Other presidents have promised to be truth-tellers, most notably Jimmy Carter, who pledged, “I’ll never lie to you.” And after Donald Trump, even Ronald Reagan, with his weird beliefs that trees are a major cause of pollution and his vagueness about the details of his own policies, seems in hindsight like Diogenes in the White House. But it was revealing that Biden went out of his way to quote a woman whom he met on the campaign trail last year who urged him, “I just want the truth … just tell me the truth.”
In Biden’s telling, America is poised for a summer of miracles. Not only are we surpassing every major nation in the world in the pace at which we are giving citizens full vaccination protection, but Biden has also expressed the conviction that every adult will be able to get an injection before spring is over.
Biden also added a caveat that provided the necessary burst of honesty. “A lot can happen,” the president said. “Conditions can change. The scientists have made clear that things may get worse again as new variants of the virus spread.”
The dream that Biden offered was a relatively normal Fourth of July—so long as everyone wears masks and signs up to be vaccinated before then. No raucous parties, no holiday weekends of barhopping, but the first steps back to life as it used to be. As Biden put it, “After this long hard year, that will make Independence Day truly special, where we not only mark our independence as a nation, but we begin to mark our independence from the virus.”
More likely than not, there will be pundits and political consultants loudly lamenting Biden’s failure to ballyhoo passage of his American Rescue Plan.
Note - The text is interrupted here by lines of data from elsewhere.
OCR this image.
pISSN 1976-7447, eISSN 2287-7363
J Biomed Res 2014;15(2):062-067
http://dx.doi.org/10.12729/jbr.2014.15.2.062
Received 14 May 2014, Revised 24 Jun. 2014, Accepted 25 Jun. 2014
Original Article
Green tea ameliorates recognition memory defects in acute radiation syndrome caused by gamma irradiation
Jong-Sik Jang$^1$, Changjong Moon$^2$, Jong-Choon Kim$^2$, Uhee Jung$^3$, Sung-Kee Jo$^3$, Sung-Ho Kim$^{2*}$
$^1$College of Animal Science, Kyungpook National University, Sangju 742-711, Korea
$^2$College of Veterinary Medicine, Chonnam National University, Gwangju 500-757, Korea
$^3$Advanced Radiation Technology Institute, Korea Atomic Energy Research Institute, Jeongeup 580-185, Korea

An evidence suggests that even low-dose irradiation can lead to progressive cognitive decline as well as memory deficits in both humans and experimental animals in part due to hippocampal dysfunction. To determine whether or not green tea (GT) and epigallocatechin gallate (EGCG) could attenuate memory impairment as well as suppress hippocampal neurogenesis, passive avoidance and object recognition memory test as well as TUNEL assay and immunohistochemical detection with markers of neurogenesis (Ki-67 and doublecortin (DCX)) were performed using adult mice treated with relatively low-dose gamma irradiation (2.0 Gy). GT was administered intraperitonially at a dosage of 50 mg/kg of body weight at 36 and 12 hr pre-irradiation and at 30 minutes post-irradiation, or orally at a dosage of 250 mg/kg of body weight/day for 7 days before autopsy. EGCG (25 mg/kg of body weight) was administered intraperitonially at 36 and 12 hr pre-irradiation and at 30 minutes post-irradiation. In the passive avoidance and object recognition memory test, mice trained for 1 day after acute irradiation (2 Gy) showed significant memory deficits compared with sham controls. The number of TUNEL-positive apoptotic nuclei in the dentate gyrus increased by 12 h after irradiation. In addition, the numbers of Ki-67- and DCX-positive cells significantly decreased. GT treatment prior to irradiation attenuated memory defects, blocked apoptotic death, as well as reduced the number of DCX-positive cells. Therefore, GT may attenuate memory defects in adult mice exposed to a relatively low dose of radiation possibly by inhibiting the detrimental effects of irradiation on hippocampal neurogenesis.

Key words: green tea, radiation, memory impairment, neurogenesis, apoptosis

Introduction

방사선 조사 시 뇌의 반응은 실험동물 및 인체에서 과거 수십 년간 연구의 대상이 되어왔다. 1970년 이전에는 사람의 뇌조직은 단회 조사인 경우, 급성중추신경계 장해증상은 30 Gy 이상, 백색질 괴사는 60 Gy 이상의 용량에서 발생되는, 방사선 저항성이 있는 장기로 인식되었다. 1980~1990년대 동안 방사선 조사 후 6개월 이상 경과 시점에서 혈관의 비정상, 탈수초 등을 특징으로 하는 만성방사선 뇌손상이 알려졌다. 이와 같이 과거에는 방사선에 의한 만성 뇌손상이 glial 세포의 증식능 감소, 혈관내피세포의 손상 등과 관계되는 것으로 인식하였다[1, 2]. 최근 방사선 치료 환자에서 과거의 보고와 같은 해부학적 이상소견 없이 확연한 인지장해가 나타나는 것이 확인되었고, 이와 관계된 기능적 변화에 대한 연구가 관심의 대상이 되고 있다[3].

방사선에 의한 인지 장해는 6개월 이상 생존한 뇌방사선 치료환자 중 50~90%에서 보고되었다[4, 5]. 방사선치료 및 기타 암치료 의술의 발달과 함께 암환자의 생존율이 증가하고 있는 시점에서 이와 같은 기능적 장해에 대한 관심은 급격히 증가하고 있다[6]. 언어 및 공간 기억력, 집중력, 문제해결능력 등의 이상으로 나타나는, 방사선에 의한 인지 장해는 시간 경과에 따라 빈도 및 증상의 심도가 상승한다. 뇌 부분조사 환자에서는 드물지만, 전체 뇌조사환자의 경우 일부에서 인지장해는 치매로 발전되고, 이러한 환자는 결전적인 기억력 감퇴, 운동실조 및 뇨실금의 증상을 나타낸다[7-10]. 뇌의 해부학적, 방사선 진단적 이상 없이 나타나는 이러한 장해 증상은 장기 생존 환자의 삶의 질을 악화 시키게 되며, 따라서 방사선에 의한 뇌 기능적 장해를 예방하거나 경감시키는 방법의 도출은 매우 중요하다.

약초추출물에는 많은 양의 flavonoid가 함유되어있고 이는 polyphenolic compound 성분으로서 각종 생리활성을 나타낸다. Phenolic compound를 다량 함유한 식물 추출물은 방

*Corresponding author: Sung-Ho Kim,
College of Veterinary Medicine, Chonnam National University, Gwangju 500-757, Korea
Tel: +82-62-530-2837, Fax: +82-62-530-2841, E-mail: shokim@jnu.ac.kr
They will accuse Biden of repeating Barack Obama’s error in not launching a nonstop hard-sell campaign to tell voters about the 2009 stimulus.
It has always been a beguiling fantasy that the Democrats could have avoided the loss of the House in the 2010 elections if only Obama had played Willie Loman with his bulging sample case. In Republic of Spin, a historical study of White House salesmanship from Teddy Roosevelt to Obama, David Greenberg writes, “If spin can sell a policy or a candidate, its powers tend to be over-rated.”
The truth is, Obama could not have erased the political problems caused by the slow pace of the economic comeback in 2010, even if he had spent more time selling his stimulus package to the public.
Judging from his initial White House address, Biden recognizes that reality. It doesn’t take a crass gesture like putting his name on the checks for most voters to realize that the government is sending them $1,400 payments and that most families will receive generous tax credits for each child.
Based on what we know right now, the 2022 elections (so vital for the Democrats to maintain control of Congress) will pivot around three factors—the recovery from the pandemic, the condition of the economy, and whether Trumpian crazies win key Senate and House primaries. As Trump learned to his eternal shame, you can’t spin or happy-talk a pandemic. Biden and the Democrats will rise and fall based on the realities of life in November 2022—not some glossy P.R. campaign concocted by White House advisers.
Any president (OK, maybe not Josh Hawley) would seem sane and sober after Trump. That welcome contrast has tended to obscure just how much Biden differs from his Democratic predecessors, Bill Clinton and Obama. Biden doesn’t embrace politics as Clinton did or revel in his disdain for it as Obama did.
If his first seven weeks in office are any indication, Biden’s style is simply to ignore the obvious political moves. After a year of unfathomable tragedy, after four years of a tin-pot authoritarian president, Biden’s decision is simultaneously unconventional and perfect for the moment.